Same as any other prediction I'd presume. Run it against a known protein and see how the answer lines up. Predict the structure of an unknown protein, then use traditional methods (x-ray crystallography, maybe STEM, etc) to verify.

gilleain 3 years ago

As a simple example, one measure used to compare a predicted structure against a reference is the RMSD (root mean square deviation).
https://en.m.wikipedia.org/wiki/Root-mean-square_deviation_o...
The lower the RMSD between two structures, the better (up to some limit).
iandanforth 3 years ago

"Verify" is almost correct. The crystallography data is taken to be "ground truth" and the predicted protein structure from AlphaFold is taken to be a good guess starting point. Then other software can produce a model that is a best fit to the ground truth data starting from the good guess. So even if the guess is wrong in detail it's still useful to reduce the search space.
christudor 3 years ago

This is exactly right.

christudor 3 years ago

This video goes some way to explaining how they know the structures are correct: https://www.youtube.com/watch?v=vXZzftX03VY

tomrod 3 years ago

This is the right line of questioning.

As we solve viewability into the complex coding of proteins, we need to be right. Next, hopefully, comes causal effect identification, then construction ability.

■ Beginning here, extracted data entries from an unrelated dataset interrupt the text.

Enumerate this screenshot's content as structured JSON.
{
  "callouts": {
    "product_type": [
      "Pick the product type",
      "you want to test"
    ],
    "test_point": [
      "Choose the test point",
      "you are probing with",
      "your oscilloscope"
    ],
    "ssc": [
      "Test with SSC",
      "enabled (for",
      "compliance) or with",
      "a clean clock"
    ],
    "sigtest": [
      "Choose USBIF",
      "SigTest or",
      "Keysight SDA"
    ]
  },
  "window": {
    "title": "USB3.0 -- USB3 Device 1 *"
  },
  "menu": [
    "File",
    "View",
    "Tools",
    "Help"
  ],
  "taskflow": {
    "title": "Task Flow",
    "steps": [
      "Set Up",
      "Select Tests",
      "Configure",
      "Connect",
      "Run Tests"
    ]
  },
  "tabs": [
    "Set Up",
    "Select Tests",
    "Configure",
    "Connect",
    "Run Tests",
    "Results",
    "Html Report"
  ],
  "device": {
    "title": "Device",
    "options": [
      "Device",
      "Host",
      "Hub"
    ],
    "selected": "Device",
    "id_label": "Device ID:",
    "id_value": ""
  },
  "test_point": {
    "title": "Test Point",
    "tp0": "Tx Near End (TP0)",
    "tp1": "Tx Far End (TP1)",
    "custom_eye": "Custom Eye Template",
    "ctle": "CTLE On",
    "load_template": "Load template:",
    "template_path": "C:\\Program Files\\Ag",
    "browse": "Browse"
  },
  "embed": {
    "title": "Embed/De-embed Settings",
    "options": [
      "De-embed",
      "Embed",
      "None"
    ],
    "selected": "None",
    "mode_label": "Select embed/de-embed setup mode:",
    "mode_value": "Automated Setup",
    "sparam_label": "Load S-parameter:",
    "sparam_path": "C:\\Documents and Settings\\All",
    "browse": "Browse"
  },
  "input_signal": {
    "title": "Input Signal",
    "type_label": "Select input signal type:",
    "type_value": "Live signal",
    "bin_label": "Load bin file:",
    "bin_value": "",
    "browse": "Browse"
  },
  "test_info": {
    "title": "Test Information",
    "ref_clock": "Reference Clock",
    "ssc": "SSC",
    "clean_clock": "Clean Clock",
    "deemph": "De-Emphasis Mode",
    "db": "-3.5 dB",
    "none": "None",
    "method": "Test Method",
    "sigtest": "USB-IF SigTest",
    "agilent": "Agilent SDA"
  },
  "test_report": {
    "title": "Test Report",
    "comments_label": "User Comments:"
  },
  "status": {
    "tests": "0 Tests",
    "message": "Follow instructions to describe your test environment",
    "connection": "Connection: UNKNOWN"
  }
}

If medicine can use broad capacity to create bespoke proteins, our world becomes both weird and wonderful.

seydor 3 years ago

they don't but they are more correct than what others have predicted. Some of their predictions can be compared with structures determined with x-ray crystallography

cupofpython 3 years ago
did they come up with their structures independently of the x-ray crystallography, or was that part of a ML dataset for predicting structure
- unlikelymordant 3 years ago
  
  The casp competition that they won consists of a bunch of new proteins, the structures of which havnt been published. So the test set is for brand new proteins in that case.
  
  1 reply →

__rito__ 3 years ago

They won a decades-long standing challenge predicting the protein structures of a much smaller (yet significantly quite large) set of proteins using a model (AlphaFold).

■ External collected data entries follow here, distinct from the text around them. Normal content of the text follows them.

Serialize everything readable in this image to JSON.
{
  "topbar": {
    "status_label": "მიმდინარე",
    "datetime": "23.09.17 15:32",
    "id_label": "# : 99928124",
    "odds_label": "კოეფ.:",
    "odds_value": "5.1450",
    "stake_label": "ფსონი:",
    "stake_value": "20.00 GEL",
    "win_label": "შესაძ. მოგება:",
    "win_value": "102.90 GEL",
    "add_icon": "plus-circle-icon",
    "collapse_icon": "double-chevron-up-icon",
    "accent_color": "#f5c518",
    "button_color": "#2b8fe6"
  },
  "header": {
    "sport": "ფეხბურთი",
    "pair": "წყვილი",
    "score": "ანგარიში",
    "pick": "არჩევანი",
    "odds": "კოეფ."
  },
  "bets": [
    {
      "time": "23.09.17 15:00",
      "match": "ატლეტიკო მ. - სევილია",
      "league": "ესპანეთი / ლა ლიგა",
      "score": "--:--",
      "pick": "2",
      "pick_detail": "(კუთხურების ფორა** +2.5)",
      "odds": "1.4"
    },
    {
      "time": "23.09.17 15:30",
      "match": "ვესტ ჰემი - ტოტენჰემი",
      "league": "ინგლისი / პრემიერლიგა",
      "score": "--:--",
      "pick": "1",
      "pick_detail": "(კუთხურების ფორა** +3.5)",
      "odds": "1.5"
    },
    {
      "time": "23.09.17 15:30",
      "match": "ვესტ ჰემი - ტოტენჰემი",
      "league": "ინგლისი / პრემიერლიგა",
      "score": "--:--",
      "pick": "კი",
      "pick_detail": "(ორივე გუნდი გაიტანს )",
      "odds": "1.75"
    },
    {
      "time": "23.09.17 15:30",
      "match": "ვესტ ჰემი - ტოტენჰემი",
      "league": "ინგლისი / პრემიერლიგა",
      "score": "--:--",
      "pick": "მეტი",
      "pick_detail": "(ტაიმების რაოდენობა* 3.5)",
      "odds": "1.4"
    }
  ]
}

Then they use the model to predict more.

Although we don't know if they are correct, these structures are the best (or the least bad) we have for now.

ArnoVW 3 years ago

We know the structure of some proteins. It's not that it's impossible to measure, it's just very expensive. This is why having a model that can "predict" it is so useful.

DevX101 3 years ago

They compare the predicted structure (computed) to a known structure (physical x-ray crystallography). There's an annual competition CASP (Crtical Assessment of protein Structure Prediction) that does X-Ray crystallography on a protein. The identity of this protein is held secret by the organizers. Then research teams across the world present their models and attempt to predict without advance knowledge, the structure of the protein from their amino acid sequence. Think of CASP as a validation data set used to evaluate a machine learning model.

DeepMind crushes everyone else at this competition.

liuliu 3 years ago

The worry is about dataset shifting. Previously, the data were collected for a few hundreds thousands structures, now it is 200m. I think there could be doubts on distributions and how that could play a role in prediction accuracy.